Seeing 'Gift of the Government of India' painted in large letters on the sides of the commuter buses for the employees of the Constituent Assembly secretariat it is clear that aid is also public relations, and most donors want to make a big song and dance about having been so generous.
Veteran international civil servant, Stephen Browne, in his book Aid & Influence: Do Donors Help or Hinder? takes a somewhat cynical look at foreign aid over the ages, highlighting the ivory tower planning of non-participatory aid policy. But Browne also presents solutions: promoting neutral and beneficial schemes like fair trade, debt-cancellation, peace-building and improved governance.
SUBHAS RAI |
The book has a chapter on donors from the South, looking at the little-examined subject of regional powers which are major recipients of western development assistance themselves projecting 'soft power' through aid for infrastructure and development in neighbouring poor countries. The OECD estimates that ten per cent of aid (up to $10 billion a year) is between countries of the south.
Authors Nishigaki Akira and Shimomura Yasutami are Japanese ODA experts with past experience in government and have made a thorough academic study in this translation of their book. They examine the shifts of Japan's aid policy from the 'tied aid' on large infrastructure projects in the past to a more sophisticated approach towards aid policy and the aid fatigue that accompanied an economic slowdown in Japan.

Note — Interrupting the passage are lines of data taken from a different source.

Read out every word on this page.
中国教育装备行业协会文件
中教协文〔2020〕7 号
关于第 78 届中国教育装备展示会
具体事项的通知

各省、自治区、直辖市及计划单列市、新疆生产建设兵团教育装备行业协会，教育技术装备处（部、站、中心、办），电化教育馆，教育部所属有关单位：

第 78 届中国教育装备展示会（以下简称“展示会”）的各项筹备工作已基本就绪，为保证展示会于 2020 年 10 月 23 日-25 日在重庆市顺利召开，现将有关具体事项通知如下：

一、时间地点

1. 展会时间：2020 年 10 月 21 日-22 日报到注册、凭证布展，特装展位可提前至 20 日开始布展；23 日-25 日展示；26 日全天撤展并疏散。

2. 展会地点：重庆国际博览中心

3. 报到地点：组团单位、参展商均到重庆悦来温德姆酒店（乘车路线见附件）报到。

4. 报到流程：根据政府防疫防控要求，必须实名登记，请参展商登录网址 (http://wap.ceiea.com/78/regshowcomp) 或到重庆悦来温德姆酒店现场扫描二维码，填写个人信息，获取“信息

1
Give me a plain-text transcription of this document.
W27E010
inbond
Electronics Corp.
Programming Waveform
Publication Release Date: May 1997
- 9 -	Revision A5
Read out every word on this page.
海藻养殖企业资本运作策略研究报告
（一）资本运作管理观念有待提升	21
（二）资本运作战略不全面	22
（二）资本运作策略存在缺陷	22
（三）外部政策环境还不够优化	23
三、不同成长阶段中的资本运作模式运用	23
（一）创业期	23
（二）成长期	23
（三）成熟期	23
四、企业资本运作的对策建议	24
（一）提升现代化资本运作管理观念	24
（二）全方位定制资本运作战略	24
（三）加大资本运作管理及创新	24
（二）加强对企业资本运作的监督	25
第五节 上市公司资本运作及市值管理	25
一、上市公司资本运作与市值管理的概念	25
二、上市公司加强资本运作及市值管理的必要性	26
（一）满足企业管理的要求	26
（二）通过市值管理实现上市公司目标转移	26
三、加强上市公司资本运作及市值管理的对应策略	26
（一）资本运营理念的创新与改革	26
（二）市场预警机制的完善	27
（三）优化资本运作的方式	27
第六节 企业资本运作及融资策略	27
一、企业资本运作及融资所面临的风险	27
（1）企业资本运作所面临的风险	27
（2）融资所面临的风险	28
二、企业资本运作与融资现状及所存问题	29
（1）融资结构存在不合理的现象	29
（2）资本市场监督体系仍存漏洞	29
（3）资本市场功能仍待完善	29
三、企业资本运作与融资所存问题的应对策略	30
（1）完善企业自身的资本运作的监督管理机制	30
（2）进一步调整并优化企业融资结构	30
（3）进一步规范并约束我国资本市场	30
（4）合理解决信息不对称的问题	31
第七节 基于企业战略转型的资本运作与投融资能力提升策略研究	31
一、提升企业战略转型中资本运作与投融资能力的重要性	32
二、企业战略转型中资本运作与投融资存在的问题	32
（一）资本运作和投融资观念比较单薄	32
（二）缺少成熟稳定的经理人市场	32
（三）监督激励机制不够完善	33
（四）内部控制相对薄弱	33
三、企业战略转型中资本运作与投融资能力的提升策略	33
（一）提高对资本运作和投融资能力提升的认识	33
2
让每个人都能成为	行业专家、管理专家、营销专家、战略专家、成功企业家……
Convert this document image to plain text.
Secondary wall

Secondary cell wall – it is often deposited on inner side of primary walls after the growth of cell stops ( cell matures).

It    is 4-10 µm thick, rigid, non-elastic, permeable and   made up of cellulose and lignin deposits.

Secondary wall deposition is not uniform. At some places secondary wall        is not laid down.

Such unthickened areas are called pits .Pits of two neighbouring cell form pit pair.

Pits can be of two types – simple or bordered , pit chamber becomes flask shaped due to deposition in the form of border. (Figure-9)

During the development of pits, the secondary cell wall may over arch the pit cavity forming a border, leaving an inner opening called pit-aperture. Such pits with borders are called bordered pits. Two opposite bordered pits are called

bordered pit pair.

The philosophy of Japanese aid shifted along the way to promote self-help efforts, which the authors say are rooted in Japan's own post-war modernisation process. The authors do try to either play down or justify the 'tied aid' component of Japanese development assistance, saying that 80 per cent of Japanese aid in 1993 was already 'untied' compared with only 30 per cent for France, UK and the United States in that year. The proportion of Japanese companies that win yen loans for infrastructure assistance has gone down in the past decade, but larger projects are still Japanese-dominated.